Fernando “Nanding” Belen Sena (born 1948) is genre painter, who is considered the Father of the Philippine Art Workshops,as his nearly 50 years of artworks shops have produced many of the great contemporary artists from the 1980s to present. A native of Tondo Manila, Sena was born to a home of very modest means. As a child, Sena helped his parents augment their income by selling newspapers, and found his natural inkling towards art by copying the illustrations of the comic and movie advertisements in the newspapers he sold. In elementary school, Sena’s teachers recognized the boy’s talent, and would ask him to draw historical figures for the school library. And in high school, Sena was further able to hone his skills by entering a vocational course in commercial art. Sena would finally take his undergraduate studies at the School of Music and Fine Arts of the University of the East (UE), but could not complete it in time due to financial constraints. During a period he stopped his studies, Sena took a free workshop at the Children’s Museum and Library Institute (CMLI), where he would later volunteer giving art workshops in 1975. Before that, Sena was able to complete his Bachelor of Fine Arts, Major in Painting in 1971. After his stint of teaching at the CMLI, Sena would continue to give free and paid workshops, all over the country. He would also have a short stint teaching at the University of the Philippines (U.P.) College of Fine Arts (CFA), in the 1990s. Conducting his first solo exhibition in 1973, Sena would continue exhibiting throughout the Philippines and abroad. To promote art making in the communities, Sena established the Kabataan Tondo (formerly Troso) Art Group (KATAG) in 1975 and Art Discovery and Learning Foundation Inc. (ADLFI) in 2001. Sena’s work had opened his own participation with many art groups such as the Saturday Group, the Wednesday Group, the Art Association of the Philippines, and the Iguhit Alaminos.Due to his tireless work in promoting art, Sena was recognized as one of the “Ten Outstanding Manilans” in 1979,as one of the “Outstanding UE College of Fine Arts Alumni” in 1986, as one of the “Most Distinguished UE Alumni” in 1989, and honored the and “Patnubay ng Sining at Kalinangan” in the field of painting by the City of Manila in 1995.
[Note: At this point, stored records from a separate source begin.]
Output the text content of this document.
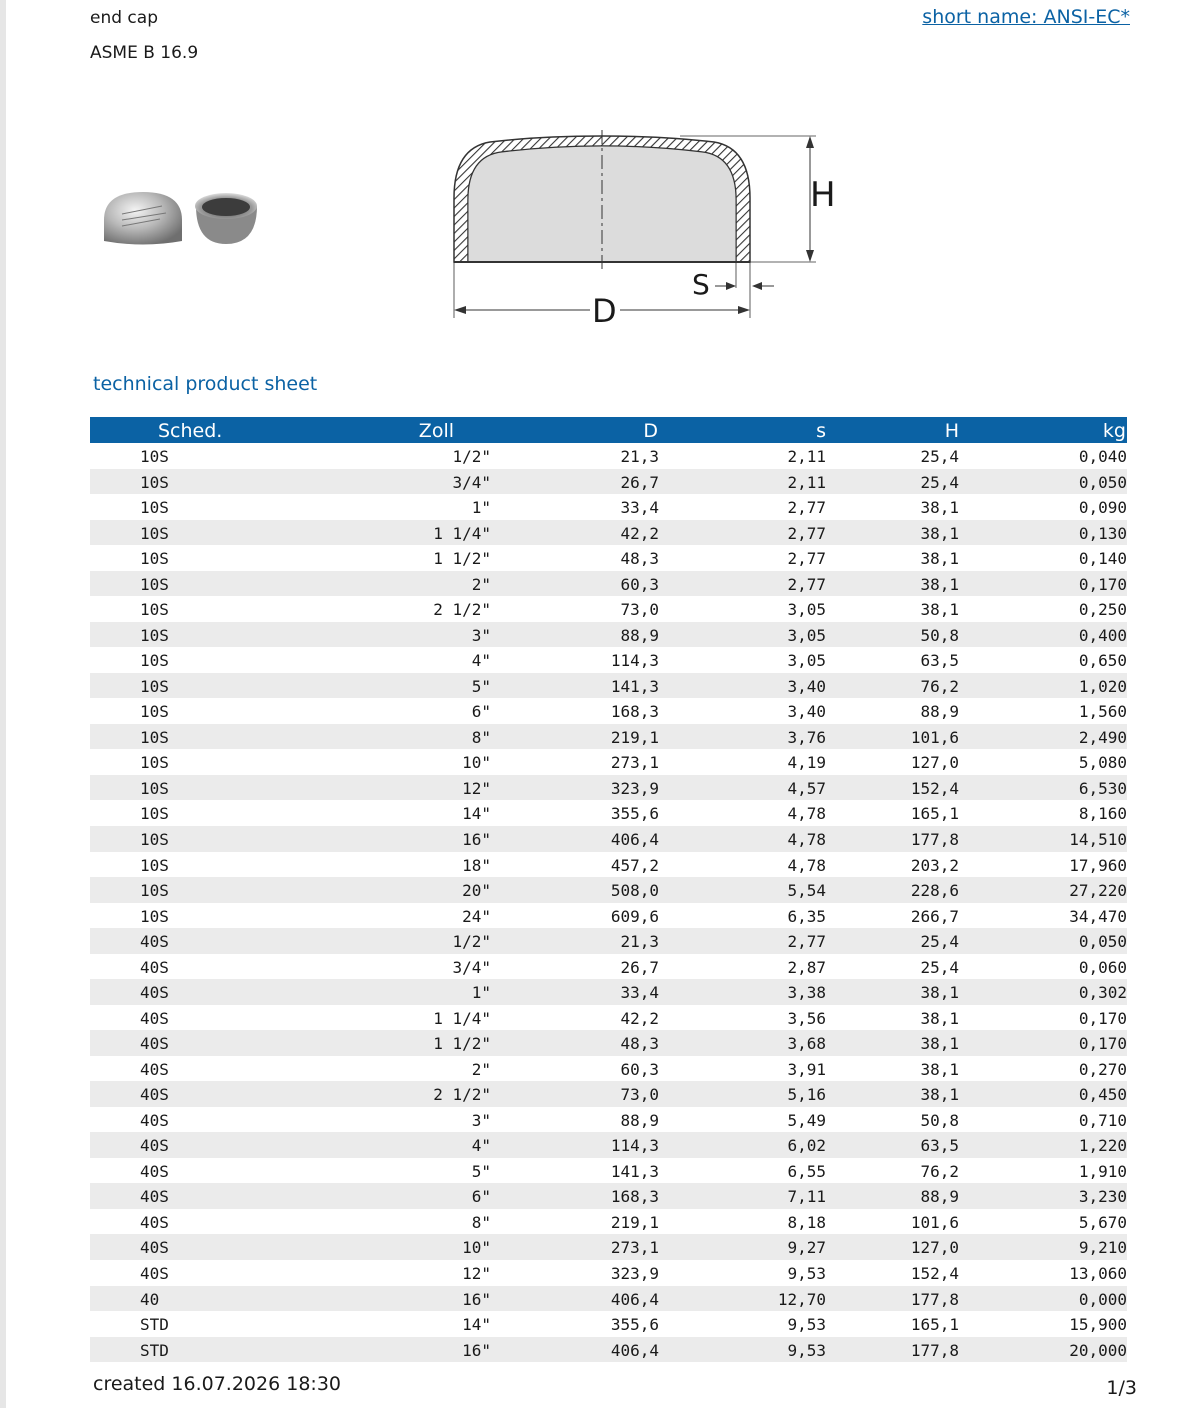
end cap
ASME B 16.9
short name: ANSI-EC*
H
S
D
technical product sheet
Sched.	Zoll	D	s	H	kg
10S	1/2"	21,3	2,11	25,4	0,040
10S	3/4"	26,7	2,11	25,4	0,050
10S	1"	33,4	2,77	38,1	0,090
10S	1 1/4"	42,2	2,77	38,1	0,130
10S	1 1/2"	48,3	2,77	38,1	0,140
10S	2"	60,3	2,77	38,1	0,170
10S	2 1/2"	73,0	3,05	38,1	0,250
10S	3"	88,9	3,05	50,8	0,400
10S	4"	114,3	3,05	63,5	0,650
10S	5"	141,3	3,40	76,2	1,020
10S	6"	168,3	3,40	88,9	1,560
10S	8"	219,1	3,76	101,6	2,490
10S	10"	273,1	4,19	127,0	5,080
10S	12"	323,9	4,57	152,4	6,530
10S	14"	355,6	4,78	165,1	8,160
10S	16"	406,4	4,78	177,8	14,510
10S	18"	457,2	4,78	203,2	17,960
10S	20"	508,0	5,54	228,6	27,220
10S	24"	609,6	6,35	266,7	34,470
40S	1/2"	21,3	2,77	25,4	0,050
40S	3/4"	26,7	2,87	25,4	0,060
40S	1"	33,4	3,38	38,1	0,302
40S	1 1/4"	42,2	3,56	38,1	0,170
40S	1 1/2"	48,3	3,68	38,1	0,170
40S	2"	60,3	3,91	38,1	0,270
40S	2 1/2"	73,0	5,16	38,1	0,450
40S	3"	88,9	5,49	50,8	0,710
40S	4"	114,3	6,02	63,5	1,220
40S	5"	141,3	6,55	76,2	1,910
40S	6"	168,3	7,11	88,9	3,230
40S	8"	219,1	8,18	101,6	5,670
40S	10"	273,1	9,27	127,0	9,210
40S	12"	323,9	9,53	152,4	13,060
40	16"	406,4	12,70	177,8	0,000
STD	14"	355,6	9,53	165,1	15,900
STD	16"	406,4	9,53	177,8	20,000
created 16.07.2026 18:30	1/3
Amado Guerrero “AG” Saño is an internationally recognized environmental advocacy muralist, whose body of work often feature sea creatures, specifically cetaceans (dolphins and whales). Originally taking architecture at the University of the Philippines (U.P.), Saño’s foray into environmental art started when he worked as a photographer for a marine research project of WWF-Philippines, in the Babuyan Islands. His exposure to the plight of the whales and dolphins, especially about the annual slaughter of dolphins in Japan, lead Saño to start a campaign to raise awareness of the endangerment of these marine mammals. Starting with a goal to paint 12,000 all over the Philippines, Saño’s works have graced the walls of many private and public institutions, locally and internationally, working side-by-side with local volunteers and his group Art Attack.